Наверно, специалист по замораживанию и должен обрывать на полуслове, чтобы поддерживать вечную мерзлоту внутри себя, пронести ее сквозь века и передать прекрасному будущему. Преемники уже наготове, такие же демократически вероломные, желчекаменные и бесполые. А предшественник из темного прошлого давным-давно уверяет в почтении на архивной страничке, лежащей у меня под рукой. Он велеречиво рассыпается, скрадывая обыкновенный торг. Стоило ли ради него напоминать о себе через полгода? Словно весть шла с далекого острова Ява, а не со станции Корец Новоград-Волынского уезда. Именно Новоград-Волынского — так и значится в обратном адресе. Малоприятная подробность. Еще немного, и выяснится, что опекун — далекий родственник какого-нибудь моего знакомого: ведь одно время я училась в городе Новоград-Волынском.
«Сначала — вещи покойного Николая Будковского малой скоростью, после чего последуют десять рублей для ксендза…»
Я закрыла папку, и мне захотелось дохнуть свежего воздуха.
По скалистой тропе я спустилась вниз, к морю.
Тень от веток шевелилась на ступенях, кое-где на них осыпались сиреневые лепестки цветущего ладанника. Его кустики ютились на каждом освещенном пятачке, облепленные глупенькими молодыми цветами. На миг в сознании мелькнула строка, подобно отголоску поспешного отпевания: «Ваши пальцы пахнут ладаном…» Прелестная старомодная нежность, истраченная на романс, не имела отношения к Будковскому, но ничего своего я не могла противопоставить, например, вот этим строкам, записанным им после смерти отца:
«Во дворе, у клумбы, можно перевести дух от боли. Дождь стекает с моего зонта, одна из капель падает в белую чашечку, обращенную к хмурому югу; ее совершенная красота обретает мгновенное сияние и никнет своим желтым наивным глазом от нового удара капли. Почти прозрачные лепестки уже разъедены траурной влагой. К вечеру они совсем потемнеют, затем смешаются с землей. Белые, анемичные, щемящие… Больше у меня никого нет. Холодно. Зимно. Бардзо зимно».
Опекуны, ксендзы, мачехи, разные барильо, высокопреосвященства, министры и прочие высшие инстанции, маленькие и большие вершители судеб с очками и цепями шли за мной по пятам. Я слышала, как летели камешки из-под ног. Тучей вились москиты и слепни. Голоса жужжали над ухом.

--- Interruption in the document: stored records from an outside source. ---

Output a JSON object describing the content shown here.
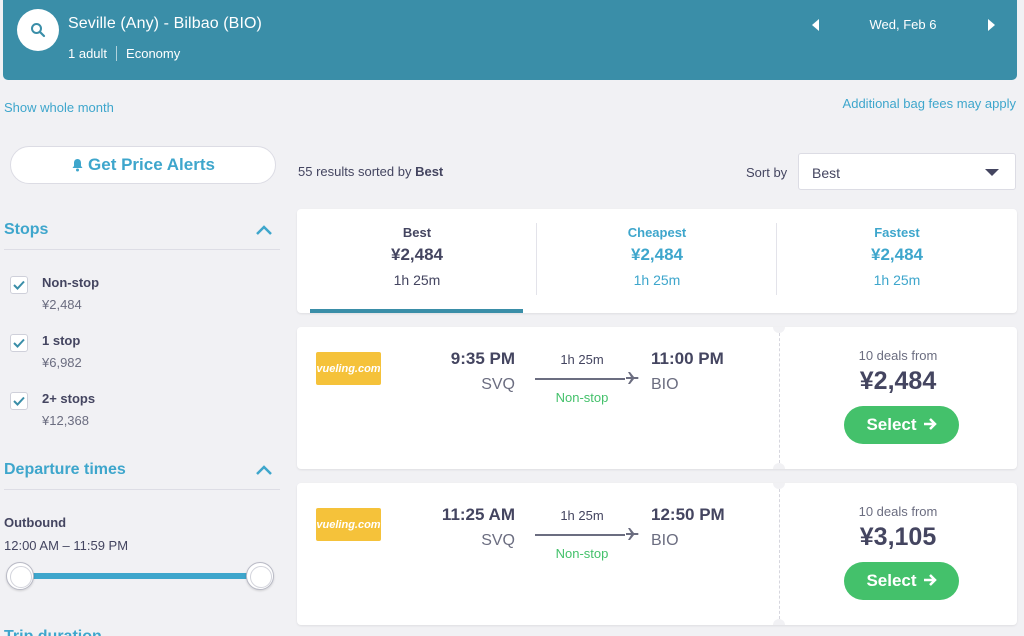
{
  "header": {
    "route": "Seville (Any) - Bilbao (BIO)",
    "travelers": "1 adult",
    "cabin": "Economy",
    "date": "Wed, Feb 6"
  },
  "links": {
    "show_month": "Show whole month",
    "bag_fees": "Additional bag fees may apply"
  },
  "sidebar": {
    "alert_label": "Get Price Alerts",
    "stops_title": "Stops",
    "stops": [
      {
        "label": "Non-stop",
        "price": "¥2,484",
        "checked": true
      },
      {
        "label": "1 stop",
        "price": "¥6,982",
        "checked": true
      },
      {
        "label": "2+ stops",
        "price": "¥12,368",
        "checked": true
      }
    ],
    "departure_title": "Departure times",
    "outbound_label": "Outbound",
    "outbound_range": "12:00 AM – 11:59 PM",
    "outbound_range_fraction": [
      0,
      1
    ],
    "trip_duration_title": "Trip duration"
  },
  "results": {
    "count_text": "55 results sorted by",
    "sort_key": "Best",
    "sort_by_label": "Sort by",
    "sort_value": "Best"
  },
  "tabs": [
    {
      "label": "Best",
      "price": "¥2,484",
      "duration": "1h 25m"
    },
    {
      "label": "Cheapest",
      "price": "¥2,484",
      "duration": "1h 25m"
    },
    {
      "label": "Fastest",
      "price": "¥2,484",
      "duration": "1h 25m"
    }
  ],
  "flights": [
    {
      "airline": "vueling.com",
      "dep_time": "9:35 PM",
      "dep_code": "SVQ",
      "duration": "1h 25m",
      "stops": "Non-stop",
      "arr_time": "11:00 PM",
      "arr_code": "BIO",
      "deals": "10 deals from",
      "price": "¥2,484",
      "select_label": "Select"
    },
    {
      "airline": "vueling.com",
      "dep_time": "11:25 AM",
      "dep_code": "SVQ",
      "duration": "1h 25m",
      "stops": "Non-stop",
      "arr_time": "12:50 PM",
      "arr_code": "BIO",
      "deals": "10 deals from",
      "price": "¥3,105",
      "select_label": "Select"
    }
  ],
  "colors": {
    "header_bg": "#3a8ea8",
    "accent": "#3ea6cc",
    "select_green": "#44c16b",
    "airline_yellow": "#f5c23a"
  }
}
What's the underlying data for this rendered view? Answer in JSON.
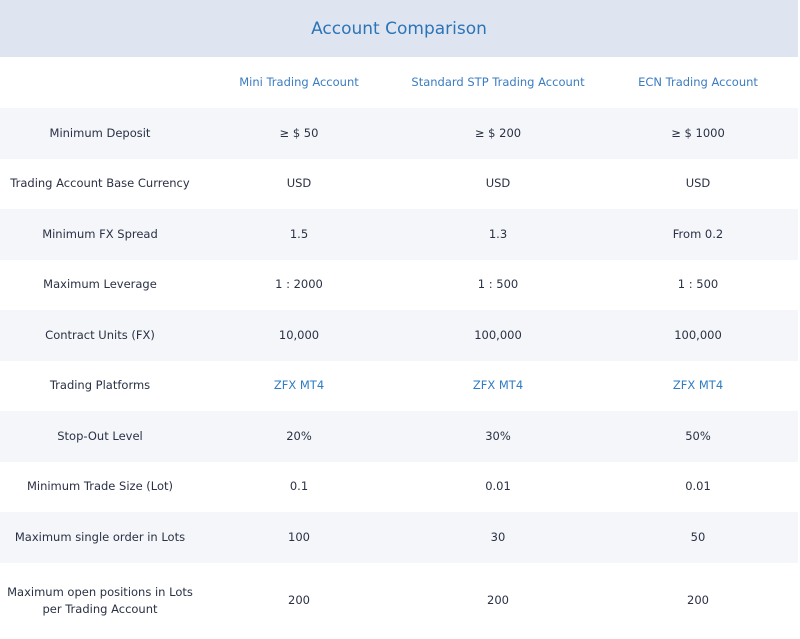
{
  "title": "Account Comparison",
  "columns": [
    "",
    "Mini Trading Account",
    "Standard STP Trading Account",
    "ECN Trading Account"
  ],
  "rows": [
    {
      "label": "Minimum Deposit",
      "values": [
        "≥ $ 50",
        "≥ $ 200",
        "≥ $ 1000"
      ]
    },
    {
      "label": "Trading Account Base Currency",
      "values": [
        "USD",
        "USD",
        "USD"
      ]
    },
    {
      "label": "Minimum FX Spread",
      "values": [
        "1.5",
        "1.3",
        "From 0.2"
      ]
    },
    {
      "label": "Maximum Leverage",
      "values": [
        "1 : 2000",
        "1 : 500",
        "1 : 500"
      ]
    },
    {
      "label": "Contract Units (FX)",
      "values": [
        "10,000",
        "100,000",
        "100,000"
      ]
    },
    {
      "label": "Trading Platforms",
      "values": [
        "ZFX MT4",
        "ZFX MT4",
        "ZFX MT4"
      ],
      "links": true
    },
    {
      "label": "Stop-Out Level",
      "values": [
        "20%",
        "30%",
        "50%"
      ]
    },
    {
      "label": "Minimum Trade Size (Lot)",
      "values": [
        "0.1",
        "0.01",
        "0.01"
      ]
    },
    {
      "label": "Maximum single order in Lots",
      "values": [
        "100",
        "30",
        "50"
      ]
    },
    {
      "label": "Maximum open positions in Lots per Trading Account",
      "values": [
        "200",
        "200",
        "200"
      ]
    }
  ],
  "colors": {
    "header_bg": "#dfe5f0",
    "accent": "#2c74b8",
    "shaded_row": "#f4f6f9",
    "text": "#2a3145"
  }
}
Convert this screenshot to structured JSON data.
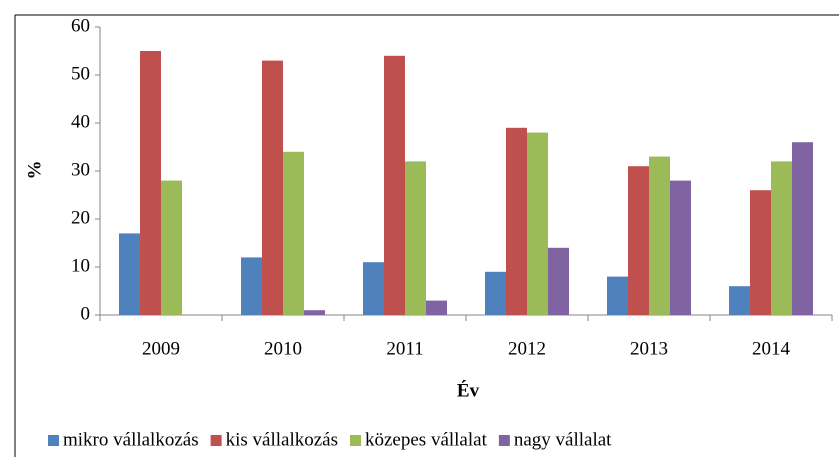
{
  "chart_data": {
    "type": "bar",
    "y_label": "%",
    "x_label": "Év",
    "categories": [
      "2009",
      "2010",
      "2011",
      "2012",
      "2013",
      "2014"
    ],
    "series": [
      {
        "name": "mikro vállalkozás",
        "color": "#4f81bd",
        "values": [
          17,
          12,
          11,
          9,
          8,
          6
        ]
      },
      {
        "name": "kis vállalkozás",
        "color": "#c0504d",
        "values": [
          55,
          53,
          54,
          39,
          31,
          26
        ]
      },
      {
        "name": "közepes vállalat",
        "color": "#9bbb59",
        "values": [
          28,
          34,
          32,
          38,
          33,
          32
        ]
      },
      {
        "name": "nagy vállalat",
        "color": "#8064a2",
        "values": [
          0,
          1,
          3,
          14,
          28,
          36
        ]
      }
    ],
    "ylim": [
      0,
      60
    ],
    "yticks": [
      0,
      10,
      20,
      30,
      40,
      50,
      60
    ],
    "grid": false,
    "legend": "bottom"
  }
}
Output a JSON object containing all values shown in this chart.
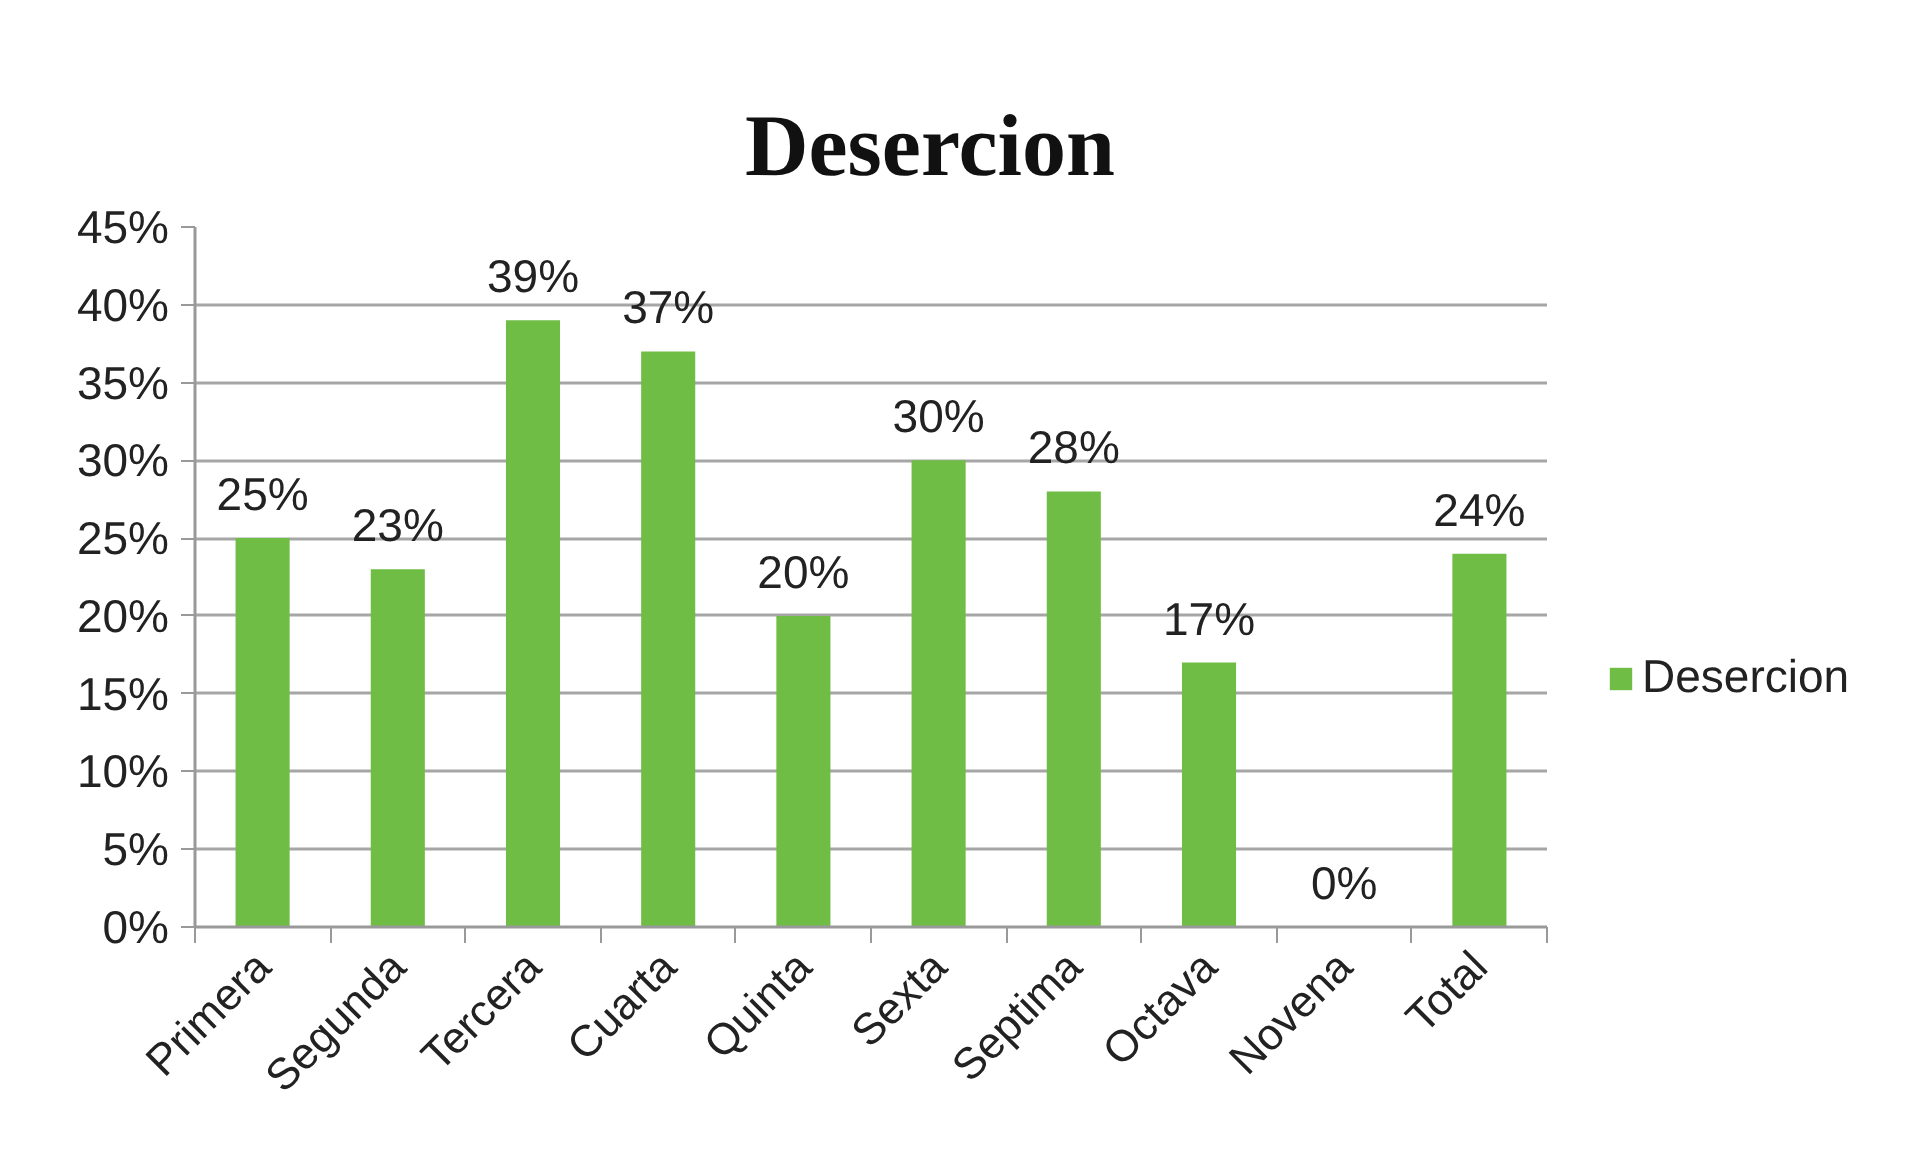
{
  "chart_data": {
    "type": "bar",
    "title": "Desercion",
    "categories": [
      "Primera",
      "Segunda",
      "Tercera",
      "Cuarta",
      "Quinta",
      "Sexta",
      "Septima",
      "Octava",
      "Novena",
      "Total"
    ],
    "series": [
      {
        "name": "Desercion",
        "color": "#6fbd44",
        "values": [
          25,
          23,
          39,
          37,
          20,
          30,
          28,
          17,
          0,
          24
        ],
        "value_labels": [
          "25%",
          "23%",
          "39%",
          "37%",
          "20%",
          "30%",
          "28%",
          "17%",
          "0%",
          "24%"
        ]
      }
    ],
    "ylim": [
      0,
      45
    ],
    "yticks": [
      {
        "value": 0,
        "label": "0%"
      },
      {
        "value": 5,
        "label": "5%"
      },
      {
        "value": 10,
        "label": "10%"
      },
      {
        "value": 15,
        "label": "15%"
      },
      {
        "value": 20,
        "label": "20%"
      },
      {
        "value": 25,
        "label": "25%"
      },
      {
        "value": 30,
        "label": "30%"
      },
      {
        "value": 35,
        "label": "35%"
      },
      {
        "value": 40,
        "label": "40%"
      },
      {
        "value": 45,
        "label": "45%"
      }
    ],
    "grid": "y",
    "legend": "right"
  }
}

Господин министр обращал внимание на недостаточность ризницы в Никитской церкви и поручал Келейнику заказать полное облачение для священнослужителей. Архиерей возмущался тем, что отхожие места помещены под алтарем, и директор сада предлагал выдвинуть их в пристройку. «Мускат белый, мускат розовый, Совиньон из подвалов экспериментального винзавода, заизюмленные тона с шоколадным оттенком», — диктовал чиновник особых поручений и бетонных корпусов. А там компанию уже развлекал приголубленный шут профессор: «Бокал следует брать за ножку, а женщину ниже талии». И только действительный статский советник Щербаков пытался восстановить с межевым инженером границы сада, докладывая Главному Иерарху: «Никитский сад теряет земли, а главное — физиономию изолированного учреждения».
Достойное сопровождение в ад, уготованный самоубийцам! Преданные мне до гроба сделают все возможное, чтобы с этой дороги я не свернула. Поддержат под руки, утешат и намылят веревку. Под нарастающий гул бетонной машины.